Let’s put this in perspective. A TV that uses 206 kWh annually is equivalent to running a compact refrigerator for a year, or running a washing machine for 6 months, or boiling a kettle 2,922 times. So, while a TV is not an energy hog, its electricity usage is not trivial. Let’s also consider that the average home has 2.5 TVs, and 31% of homes have more than 4 TVs. And no TV viewing experience is complete without a kick-ass audio system, also burning some watts, as do the cable box, router, etc…. It all starts to add up.

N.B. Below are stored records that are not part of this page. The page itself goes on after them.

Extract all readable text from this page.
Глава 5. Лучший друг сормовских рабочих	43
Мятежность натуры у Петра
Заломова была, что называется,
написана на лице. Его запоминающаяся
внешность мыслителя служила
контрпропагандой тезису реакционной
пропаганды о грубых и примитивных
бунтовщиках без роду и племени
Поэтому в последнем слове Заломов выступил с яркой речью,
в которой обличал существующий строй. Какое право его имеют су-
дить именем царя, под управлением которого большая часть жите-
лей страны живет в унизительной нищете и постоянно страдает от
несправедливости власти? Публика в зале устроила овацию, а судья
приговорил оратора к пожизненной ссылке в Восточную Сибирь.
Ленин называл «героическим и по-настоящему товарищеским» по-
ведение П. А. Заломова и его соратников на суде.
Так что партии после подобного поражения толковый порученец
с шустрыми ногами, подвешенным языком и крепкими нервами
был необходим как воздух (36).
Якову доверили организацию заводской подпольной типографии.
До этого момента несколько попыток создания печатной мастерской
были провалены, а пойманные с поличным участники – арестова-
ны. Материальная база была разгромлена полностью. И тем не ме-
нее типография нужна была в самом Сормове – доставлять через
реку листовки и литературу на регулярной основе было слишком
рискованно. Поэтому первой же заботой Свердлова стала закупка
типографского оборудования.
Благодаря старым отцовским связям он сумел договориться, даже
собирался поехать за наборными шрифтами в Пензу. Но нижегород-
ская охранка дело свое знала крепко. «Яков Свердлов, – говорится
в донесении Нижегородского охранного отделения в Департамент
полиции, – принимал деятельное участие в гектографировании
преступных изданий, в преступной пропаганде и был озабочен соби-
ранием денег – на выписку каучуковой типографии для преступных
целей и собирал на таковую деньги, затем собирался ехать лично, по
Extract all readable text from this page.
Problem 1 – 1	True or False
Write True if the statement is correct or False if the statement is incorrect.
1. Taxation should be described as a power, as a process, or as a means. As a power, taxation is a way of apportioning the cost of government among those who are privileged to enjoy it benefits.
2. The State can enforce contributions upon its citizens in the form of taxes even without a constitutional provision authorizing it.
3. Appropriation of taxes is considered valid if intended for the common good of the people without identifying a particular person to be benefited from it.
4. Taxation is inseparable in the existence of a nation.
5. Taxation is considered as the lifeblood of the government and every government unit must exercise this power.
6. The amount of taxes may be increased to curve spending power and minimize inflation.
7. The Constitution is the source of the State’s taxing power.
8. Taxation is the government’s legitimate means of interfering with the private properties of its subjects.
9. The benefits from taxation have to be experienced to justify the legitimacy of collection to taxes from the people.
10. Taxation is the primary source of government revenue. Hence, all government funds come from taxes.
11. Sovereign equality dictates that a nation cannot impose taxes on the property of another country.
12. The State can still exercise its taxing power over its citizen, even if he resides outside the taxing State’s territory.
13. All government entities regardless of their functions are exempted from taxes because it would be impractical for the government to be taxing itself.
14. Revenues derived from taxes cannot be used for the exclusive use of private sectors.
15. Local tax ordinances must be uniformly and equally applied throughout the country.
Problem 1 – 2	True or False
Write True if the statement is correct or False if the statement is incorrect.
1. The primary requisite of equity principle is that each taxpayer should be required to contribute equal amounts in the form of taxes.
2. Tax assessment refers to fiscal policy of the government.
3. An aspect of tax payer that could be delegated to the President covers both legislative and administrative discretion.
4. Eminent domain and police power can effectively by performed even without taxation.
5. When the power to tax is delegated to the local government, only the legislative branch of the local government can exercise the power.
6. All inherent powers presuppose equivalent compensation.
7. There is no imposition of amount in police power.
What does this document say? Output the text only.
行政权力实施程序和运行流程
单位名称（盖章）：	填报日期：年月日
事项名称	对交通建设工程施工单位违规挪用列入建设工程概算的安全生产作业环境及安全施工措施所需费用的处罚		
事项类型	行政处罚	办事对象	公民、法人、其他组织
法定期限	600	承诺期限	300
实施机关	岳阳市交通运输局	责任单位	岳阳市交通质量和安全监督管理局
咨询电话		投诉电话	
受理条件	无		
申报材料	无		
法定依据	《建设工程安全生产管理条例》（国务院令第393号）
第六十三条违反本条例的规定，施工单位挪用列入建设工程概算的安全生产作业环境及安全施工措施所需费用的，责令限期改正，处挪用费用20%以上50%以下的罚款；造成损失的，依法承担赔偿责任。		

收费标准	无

If you have a large, high-resolution screen and you watch a lot of TV, rest assured that you are not solely responsible for trashing the planet. However, you are burning more pixies than most other viewers. If you want to lower your TV carbon footprint, unplug the TV when you’re not watching it or use a smart outlet, reduce screen brightness, make sure local dimming is active, and if your TV has an Energy Star preset it will place your TV in its most energy efficient mode. Finally, obviously, you can always watch less TV.
Okay. Now, we need to talk about your gas stove.